DIS: There hasn’t really been a new invention in instruments, in rock music especially since that time as well. These people made quite futuristic sounding music with things that were soldered together...
HW: We watched quite a few videos of bands in the 80s such as Trent Reznor’s old band before Nine Inch Nails [The Innocent / Exotic Birds] and we were just mind blown by the sounds and the haircuts.

 

DIS: Which is your favourite self-titled album by someone else?
HW: My gosh, are you kidding me?

JD: I’m putting my money on these guys to take care of this.

HW: [after 30 seconds of silence punctuated by Hayley's rock-yowls for help] I just want to look through my iTunes.

 

DIS: You must have had a moment where you felt you could call your recordParamore because…
HW: Honestly, as far as the self-titled thing goes, the last few albums naming them was excruciating and also a lot of pressure and this one just felt like, we know, this is what it is.

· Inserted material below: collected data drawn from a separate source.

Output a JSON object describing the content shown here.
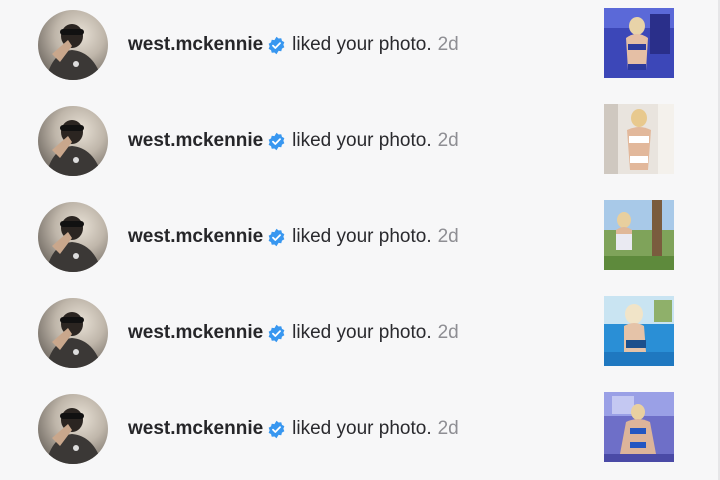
{
  "notifications": [
    {
      "username": "west.mckennie",
      "action": "liked your photo.",
      "time": "2d",
      "verified_icon": "verified-badge-icon",
      "thumb_theme": "blue-room"
    },
    {
      "username": "west.mckennie",
      "action": "liked your photo.",
      "time": "2d",
      "verified_icon": "verified-badge-icon",
      "thumb_theme": "white-room"
    },
    {
      "username": "west.mckennie",
      "action": "liked your photo.",
      "time": "2d",
      "verified_icon": "verified-badge-icon",
      "thumb_theme": "outdoor-palm"
    },
    {
      "username": "west.mckennie",
      "action": "liked your photo.",
      "time": "2d",
      "verified_icon": "verified-badge-icon",
      "thumb_theme": "pool"
    },
    {
      "username": "west.mckennie",
      "action": "liked your photo.",
      "time": "2d",
      "verified_icon": "verified-badge-icon",
      "thumb_theme": "purple-room"
    }
  ],
  "colors": {
    "verified_blue": "#3897f0",
    "text": "#262629",
    "timestamp": "#8e8e93",
    "background": "#f7f7f8"
  }
}
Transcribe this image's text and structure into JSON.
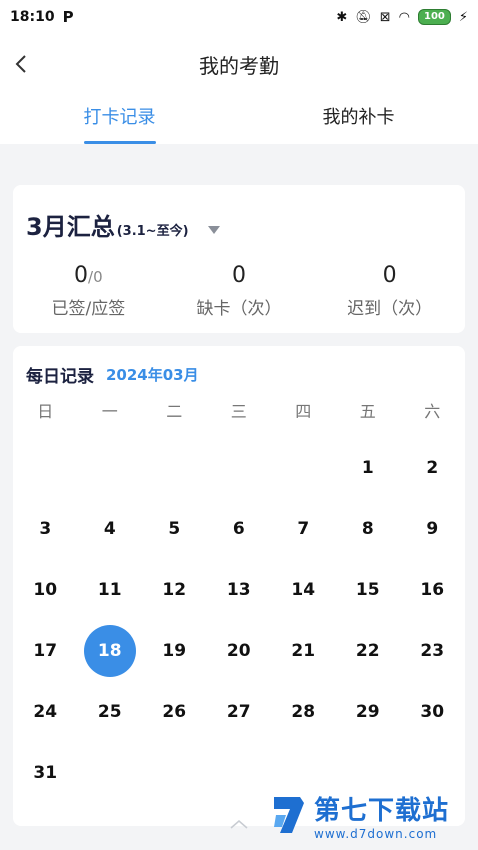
{
  "status_bar": {
    "time": "18:10",
    "app_badge": "P",
    "battery": "100",
    "icons": [
      "bluetooth-icon",
      "mute-icon",
      "sim-icon",
      "wifi-icon",
      "battery-icon",
      "charging-icon"
    ]
  },
  "header": {
    "title": "我的考勤",
    "back_icon": "back-arrow-icon"
  },
  "tabs": [
    {
      "label": "打卡记录",
      "active": true
    },
    {
      "label": "我的补卡",
      "active": false
    }
  ],
  "summary": {
    "title": "3月汇总",
    "range": "(3.1~至今)",
    "stats": [
      {
        "value": "0",
        "sub": "/0",
        "label": "已签/应签"
      },
      {
        "value": "0",
        "sub": "",
        "label": "缺卡（次）"
      },
      {
        "value": "0",
        "sub": "",
        "label": "迟到（次）"
      }
    ]
  },
  "calendar": {
    "title": "每日记录",
    "month": "2024年03月",
    "weekdays": [
      "日",
      "一",
      "二",
      "三",
      "四",
      "五",
      "六"
    ],
    "weeks": [
      [
        "",
        "",
        "",
        "",
        "",
        "1",
        "2"
      ],
      [
        "3",
        "4",
        "5",
        "6",
        "7",
        "8",
        "9"
      ],
      [
        "10",
        "11",
        "12",
        "13",
        "14",
        "15",
        "16"
      ],
      [
        "17",
        "18",
        "19",
        "20",
        "21",
        "22",
        "23"
      ],
      [
        "24",
        "25",
        "26",
        "27",
        "28",
        "29",
        "30"
      ],
      [
        "31",
        "",
        "",
        "",
        "",
        "",
        ""
      ]
    ],
    "selected": "18"
  },
  "watermark": {
    "title": "第七下载站",
    "url": "www.d7down.com"
  },
  "colors": {
    "accent": "#3a8ee6",
    "brand_watermark": "#1e6fd1"
  }
}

But I mean there are a lot of really great self-titled albums and I think I’ve always been secretly jealous of self-titled albums because it’s like, it’s a statement. This is who we are. It’s like putting your band’s bumper sticker on your car. Which I did, and I would do again if people would just stop following me around. I’m gonna be thinking of this for hours.

 

DIS: You can email me your answer.
HW: Yeah we really will I promise you because it’s so frustrating.

 

DIS: There’s another thing I wanted to ask about inspirations. There’s a few things that I didn’t expect to hear, one of which is a tiny bit of Michael Jackson.
HW: Yes! In Ain’t It Fun maybe?

 

DIS: Are there any other shadows that you’re hoping people notice or don’t notice in the records that inspired you?
TY: It’s just been so exciting to hear everyone’s interpretations. People said that when we were recording, but we weren’t like ‘let’s do Michael Jackson’. It just, like, happened. Maybe that doesn’t sound right, but we weren’t intentional with any of these things.

 

DIS: It seems you were ever so slightly freer, it felt like you had to be confined to what’s expected of a rock band.
TY: Exactly! I think we really had a lot of comfort knowing that our fans obviously connected to our past three albums, that’s how we built our fanbase. When we play shows live we still have all of those records to play all those songs and they can headbang and freak out and so I think we just wanted to explore things and hopefully our fans are growing with us and want to hear something a bit different. Not that we’re trying to abandon where we’ve come from at all.

 

DIS: People don’t want more of the same. People don’t want more of the same. People don’t want more of the same...
TY: Well, some people do.

JD: Some bands will come out with a new record and that’s all they’ll play live and we don’t ever want to do that. We definitely like playing everything.

HW: What’s my favourite self-titled album? I’m going to be thinking of this for days.